WASHINGTON. — In the midst of an ugly, partisan furor over whether Supreme Court nominee Clarence Thomas sexually harassed a female assistant a decade ago, the high tribunal itself opened a watershed term Monday.
The first case before the court told us that, with or without Judge Thomas, this man of strange and secret views about most things, the Supreme Court has become the promoter and protector of a mean and ugly shift in American rights and attitudes.
This Supreme Court, gingerly without Judge Thomas or brazenly with him, seems destined to end all meaningful federal pressures for the desegregation of the public schools. And perhaps, at the behest of the Bush administration, to say that federal judges should back off in trying to desegregate public colleges.
In the first case of this term, eight justices heard lawyers say that despite federal court orders over 20 years, most black children in DeKalb County outside Atlanta attend schools that are at least 90 per cent black, and most white children attend schools that are virtually all-white.
County officials argued that ''white flight'' away from black people and black concentrations in all-black communities had made real desegregation impossible. So, they argued, if no state-sponsored discrimination was involved, the federal courts ought to bug out.
In 1989 the federal appeals court in Atlanta sided with the black parents and students, saying that DeKalb County officials never obeyed the original desegregation order. It encouraged ''white flight'' and other circumventions of court orders. The appeals court threatened to order massive busing to desegregate the schools.

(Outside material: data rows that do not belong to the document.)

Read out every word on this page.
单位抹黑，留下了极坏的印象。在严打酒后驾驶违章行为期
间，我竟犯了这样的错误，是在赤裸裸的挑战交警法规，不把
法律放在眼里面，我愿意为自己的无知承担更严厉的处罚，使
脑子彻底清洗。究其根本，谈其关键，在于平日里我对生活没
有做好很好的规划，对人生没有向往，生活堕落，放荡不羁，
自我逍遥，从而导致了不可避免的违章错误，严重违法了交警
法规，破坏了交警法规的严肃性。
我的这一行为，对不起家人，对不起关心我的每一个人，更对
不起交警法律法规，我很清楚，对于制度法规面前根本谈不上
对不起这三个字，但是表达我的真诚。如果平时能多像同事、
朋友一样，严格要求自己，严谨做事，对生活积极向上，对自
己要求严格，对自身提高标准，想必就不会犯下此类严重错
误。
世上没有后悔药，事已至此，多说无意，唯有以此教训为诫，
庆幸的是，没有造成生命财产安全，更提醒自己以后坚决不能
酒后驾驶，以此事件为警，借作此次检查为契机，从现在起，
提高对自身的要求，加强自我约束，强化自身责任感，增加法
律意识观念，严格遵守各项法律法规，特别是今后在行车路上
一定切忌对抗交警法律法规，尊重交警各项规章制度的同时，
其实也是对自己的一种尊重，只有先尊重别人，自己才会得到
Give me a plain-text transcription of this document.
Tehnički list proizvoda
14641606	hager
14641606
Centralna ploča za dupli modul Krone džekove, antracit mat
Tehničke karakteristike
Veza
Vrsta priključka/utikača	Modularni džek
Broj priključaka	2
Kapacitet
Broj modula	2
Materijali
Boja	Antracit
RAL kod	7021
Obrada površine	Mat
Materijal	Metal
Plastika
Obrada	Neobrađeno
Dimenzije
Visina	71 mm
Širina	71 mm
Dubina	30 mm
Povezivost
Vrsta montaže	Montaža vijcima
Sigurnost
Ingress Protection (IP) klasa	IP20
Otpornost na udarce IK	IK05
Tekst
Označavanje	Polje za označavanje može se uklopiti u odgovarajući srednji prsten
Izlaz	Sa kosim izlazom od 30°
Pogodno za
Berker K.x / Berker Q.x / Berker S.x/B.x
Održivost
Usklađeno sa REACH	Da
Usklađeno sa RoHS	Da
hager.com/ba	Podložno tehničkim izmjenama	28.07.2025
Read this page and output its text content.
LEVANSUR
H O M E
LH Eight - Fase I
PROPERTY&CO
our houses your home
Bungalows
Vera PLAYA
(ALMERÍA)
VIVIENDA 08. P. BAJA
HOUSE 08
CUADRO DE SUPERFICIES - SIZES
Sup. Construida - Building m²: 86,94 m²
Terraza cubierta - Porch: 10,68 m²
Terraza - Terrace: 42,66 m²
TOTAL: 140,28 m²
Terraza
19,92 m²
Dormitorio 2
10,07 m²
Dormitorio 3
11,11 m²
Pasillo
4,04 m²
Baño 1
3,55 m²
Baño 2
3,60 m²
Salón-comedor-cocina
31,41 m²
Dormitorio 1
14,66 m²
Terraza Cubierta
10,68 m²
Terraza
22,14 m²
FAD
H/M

Will the Rehnquist-Scalia conservative court junk the views of the appeals court?
Two remarkable changes are involved in this case:
* For almost half a century, the White House has been an active supporter of school desegregation, though Eisenhower's devotion to ending Jim Crow was suspect. The Bush administration is the most blatant in 60 years at demanding that federal courts yield to local racial passions.
* New black confusions, manifest in weird ways by Judge Thomas, are reflecting anger, distrust, surrender, a bizarre expression of ''black pride,'' that has dragged many black people back to a self-defeating acceptance of ''separate but equal.''
''We've seen that these white people will never allow our children to go to school with their children, so to hell with em!''
''My child doesn't have to sit beside some white child to learn. All I want are equal facilities and good teachers.''
''The public schools have failed. Just give me the choice of having the government pay to send my kid to a private school.''
Those are just some of the black reactions that drive to despair ''Mr. Civil Rights,'' Thurgood Marshall, whose Supreme Court seat Mr. Bush chose to fill with Clarence Thomas. But those black cop-outs delight the modern white supremacists.
Naturally, I watch these tragic changes in the law as it is applied to issues of racial justice; but I watch with as much concern the likelihood that that court will, especially with Judge Thomas, alter profoundly the quality of American life in terms of free speech, religion and the state, press freedoms, family planning and abortion rights, the preferences for businesses as against consumers, and much more.
This term of the Supreme Court will enlighten us painfully to the fact that in electing a president who serves two four-year terms at most, we in effect ''elect'' a Supreme Court that will affect every facet of our lives for two generations.
Carl T. Rowan is a syndicated columnist.